When a user requests a timed withdrawal, they must wait to withdraw their tokens within a set window of time. There is a lock period (e.g., 12 hours) before they can withdraw, then there is a set withdrawal window during which they can execute their withdrawal (e.g., 12 hours as well).

If a user requests a timed withdrawal but fails to execute within the allotted time, their STAKE tokens are relocked into the contract. This does not update their deposit date. Tokens are relocked and accrue emission according to the initial deposit timestamp.

Roles and methods available to each role

Anyone

  1. deposit(uint256)
  2. deposit(uint256,uint256)
  3. requestWithdrawal(uint256)
  4. makeRequestedWithdrawal(uint256,uint256)
  5. makeForcedWithdrawal(uint256,uint256)

Owner

The owner can change the contract parameters and claim unsupported tokens accidentally sent to the contract.

For the set* functions listed below the changed parameter values will only take effect 7 days after the function is called.
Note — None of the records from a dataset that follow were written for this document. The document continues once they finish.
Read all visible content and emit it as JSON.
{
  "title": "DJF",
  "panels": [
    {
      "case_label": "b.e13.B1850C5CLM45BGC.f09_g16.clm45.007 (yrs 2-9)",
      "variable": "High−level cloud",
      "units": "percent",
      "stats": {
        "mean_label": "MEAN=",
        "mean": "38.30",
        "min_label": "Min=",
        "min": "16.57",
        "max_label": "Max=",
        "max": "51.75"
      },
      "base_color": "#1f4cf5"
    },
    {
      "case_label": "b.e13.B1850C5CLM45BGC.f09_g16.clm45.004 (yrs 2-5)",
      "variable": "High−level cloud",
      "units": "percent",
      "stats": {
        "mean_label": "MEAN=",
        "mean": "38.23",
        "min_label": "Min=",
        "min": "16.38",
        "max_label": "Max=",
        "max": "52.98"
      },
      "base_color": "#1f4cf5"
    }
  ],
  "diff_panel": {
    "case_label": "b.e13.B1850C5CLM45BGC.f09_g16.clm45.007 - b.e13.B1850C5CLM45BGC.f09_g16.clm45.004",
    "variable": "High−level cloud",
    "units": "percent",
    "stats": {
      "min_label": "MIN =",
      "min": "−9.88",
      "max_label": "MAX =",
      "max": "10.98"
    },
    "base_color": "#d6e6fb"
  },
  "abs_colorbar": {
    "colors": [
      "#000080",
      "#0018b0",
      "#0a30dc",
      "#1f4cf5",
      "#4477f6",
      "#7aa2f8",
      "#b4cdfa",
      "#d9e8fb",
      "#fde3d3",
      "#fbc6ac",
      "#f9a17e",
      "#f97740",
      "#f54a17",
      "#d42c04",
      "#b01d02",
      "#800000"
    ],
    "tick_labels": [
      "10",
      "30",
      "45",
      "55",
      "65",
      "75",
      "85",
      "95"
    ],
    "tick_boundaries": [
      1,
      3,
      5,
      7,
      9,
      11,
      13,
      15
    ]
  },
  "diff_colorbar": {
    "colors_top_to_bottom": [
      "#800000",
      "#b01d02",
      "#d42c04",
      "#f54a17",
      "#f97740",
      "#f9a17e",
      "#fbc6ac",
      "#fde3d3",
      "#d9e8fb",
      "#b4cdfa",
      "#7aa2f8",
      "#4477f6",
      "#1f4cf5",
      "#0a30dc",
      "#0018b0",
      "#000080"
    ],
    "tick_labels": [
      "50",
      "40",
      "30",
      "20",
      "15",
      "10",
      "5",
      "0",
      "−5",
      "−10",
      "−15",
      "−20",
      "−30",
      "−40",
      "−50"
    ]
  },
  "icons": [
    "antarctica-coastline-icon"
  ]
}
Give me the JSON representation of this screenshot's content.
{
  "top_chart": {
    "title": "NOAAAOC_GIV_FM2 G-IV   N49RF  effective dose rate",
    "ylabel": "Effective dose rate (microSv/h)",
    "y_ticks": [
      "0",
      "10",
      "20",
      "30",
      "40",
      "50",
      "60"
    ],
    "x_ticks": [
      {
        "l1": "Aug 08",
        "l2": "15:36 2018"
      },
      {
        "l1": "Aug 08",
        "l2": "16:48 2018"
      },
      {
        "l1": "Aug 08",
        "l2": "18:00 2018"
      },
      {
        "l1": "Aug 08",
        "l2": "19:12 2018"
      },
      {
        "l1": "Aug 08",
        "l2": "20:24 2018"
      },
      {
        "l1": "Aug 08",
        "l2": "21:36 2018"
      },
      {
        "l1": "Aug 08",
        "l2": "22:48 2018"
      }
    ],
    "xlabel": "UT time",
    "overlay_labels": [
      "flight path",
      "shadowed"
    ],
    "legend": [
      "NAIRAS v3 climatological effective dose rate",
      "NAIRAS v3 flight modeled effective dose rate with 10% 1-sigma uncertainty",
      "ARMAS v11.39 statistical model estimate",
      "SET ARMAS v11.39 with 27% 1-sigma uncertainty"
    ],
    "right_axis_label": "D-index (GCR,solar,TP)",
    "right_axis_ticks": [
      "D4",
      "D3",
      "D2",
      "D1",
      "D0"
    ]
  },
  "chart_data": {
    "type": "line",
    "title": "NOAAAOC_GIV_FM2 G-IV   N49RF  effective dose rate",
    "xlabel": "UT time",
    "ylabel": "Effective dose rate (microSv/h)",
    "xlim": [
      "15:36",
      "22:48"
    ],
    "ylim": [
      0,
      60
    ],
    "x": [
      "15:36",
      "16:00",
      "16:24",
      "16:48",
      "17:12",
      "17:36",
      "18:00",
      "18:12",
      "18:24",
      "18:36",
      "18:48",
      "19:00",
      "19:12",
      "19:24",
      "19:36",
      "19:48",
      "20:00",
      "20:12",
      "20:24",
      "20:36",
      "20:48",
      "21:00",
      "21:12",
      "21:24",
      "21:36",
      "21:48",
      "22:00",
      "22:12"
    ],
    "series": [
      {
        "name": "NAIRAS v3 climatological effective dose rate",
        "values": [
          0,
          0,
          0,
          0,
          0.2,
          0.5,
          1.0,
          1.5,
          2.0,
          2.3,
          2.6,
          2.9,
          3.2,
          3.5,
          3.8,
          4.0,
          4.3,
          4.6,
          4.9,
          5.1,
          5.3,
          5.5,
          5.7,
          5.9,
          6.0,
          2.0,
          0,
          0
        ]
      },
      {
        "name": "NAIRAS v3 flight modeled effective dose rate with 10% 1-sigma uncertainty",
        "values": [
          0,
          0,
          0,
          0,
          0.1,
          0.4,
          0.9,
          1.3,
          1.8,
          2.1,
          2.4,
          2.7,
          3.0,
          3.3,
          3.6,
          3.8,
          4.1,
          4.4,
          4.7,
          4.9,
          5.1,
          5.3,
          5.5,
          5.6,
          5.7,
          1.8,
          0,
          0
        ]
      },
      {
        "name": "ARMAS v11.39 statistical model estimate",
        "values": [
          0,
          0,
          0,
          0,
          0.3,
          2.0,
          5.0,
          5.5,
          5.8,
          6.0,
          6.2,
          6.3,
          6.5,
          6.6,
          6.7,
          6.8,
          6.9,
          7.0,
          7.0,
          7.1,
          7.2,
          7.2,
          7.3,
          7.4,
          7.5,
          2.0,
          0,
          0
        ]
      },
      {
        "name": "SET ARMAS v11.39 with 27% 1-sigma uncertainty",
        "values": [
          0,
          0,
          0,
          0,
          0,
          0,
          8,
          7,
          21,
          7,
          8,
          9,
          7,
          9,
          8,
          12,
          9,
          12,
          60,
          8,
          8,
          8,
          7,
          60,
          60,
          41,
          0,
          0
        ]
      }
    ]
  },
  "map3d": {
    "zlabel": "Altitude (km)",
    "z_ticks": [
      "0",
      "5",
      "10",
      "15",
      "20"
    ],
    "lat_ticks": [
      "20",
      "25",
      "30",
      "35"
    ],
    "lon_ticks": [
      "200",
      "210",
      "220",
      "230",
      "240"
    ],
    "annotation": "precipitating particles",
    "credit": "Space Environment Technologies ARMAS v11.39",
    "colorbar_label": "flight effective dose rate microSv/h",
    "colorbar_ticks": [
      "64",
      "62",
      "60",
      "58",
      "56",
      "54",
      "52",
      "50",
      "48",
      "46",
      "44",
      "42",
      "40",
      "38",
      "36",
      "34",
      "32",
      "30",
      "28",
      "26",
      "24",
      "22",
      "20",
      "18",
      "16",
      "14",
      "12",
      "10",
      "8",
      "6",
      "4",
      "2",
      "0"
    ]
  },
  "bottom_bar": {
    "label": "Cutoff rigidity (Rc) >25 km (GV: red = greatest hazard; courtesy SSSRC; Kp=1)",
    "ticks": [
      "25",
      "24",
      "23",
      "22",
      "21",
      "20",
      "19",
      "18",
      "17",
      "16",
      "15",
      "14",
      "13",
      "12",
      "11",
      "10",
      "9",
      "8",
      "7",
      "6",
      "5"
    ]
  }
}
  1. setFee(uint256) allows the owner to set a fee percentage for an instant withdrawal.
  2. setWithdrawalLockDuration(uint256) allows the owner to change time period from the withdrawal request after which a timed withdrawal is available. 12 hours by default. Cannot exceed 30 days.
  3. setWithdrawalUnlockDuration(uint256) allows the owner to change time period during which a timed withdrawal is available from the moment of unlocking. 12 hours by default. Cannot be less than 1 hour.
  4. setTotalSupplyFactor(uint256) allows the owner to change the value of total supply factor which defines a percentage of STAKE's totalSupply (from 0% to 100%) used for the supply-based emission calculation (the larger the factor, the smaller the supply-based emission).
  5. setSigmoidParameters(uint256,int256,uint256) allows the owner to change sigmoid's parameters (a, b, and c) which is used for the time-based emission.
  6. setLiquidityProvidersRewardAddress(address) allows the owner to change the address to which the liquidity providers reward is sent.
  7. claimTokens(address,address,uint256) allows the owner to return any tokens (or native coins) mistakenly transferred to the EasyStaking contract by any address.
  8. transferOwnership(address) allows the owner to transfer the ownership to another address.
  9. renounceOwnership() allows the owner to resign forever.

Proxy Admin

The Proxy Admin can upgrade the contract logic. This role will be abolished following an audit and sufficient testing.

Note: All methods are described in code.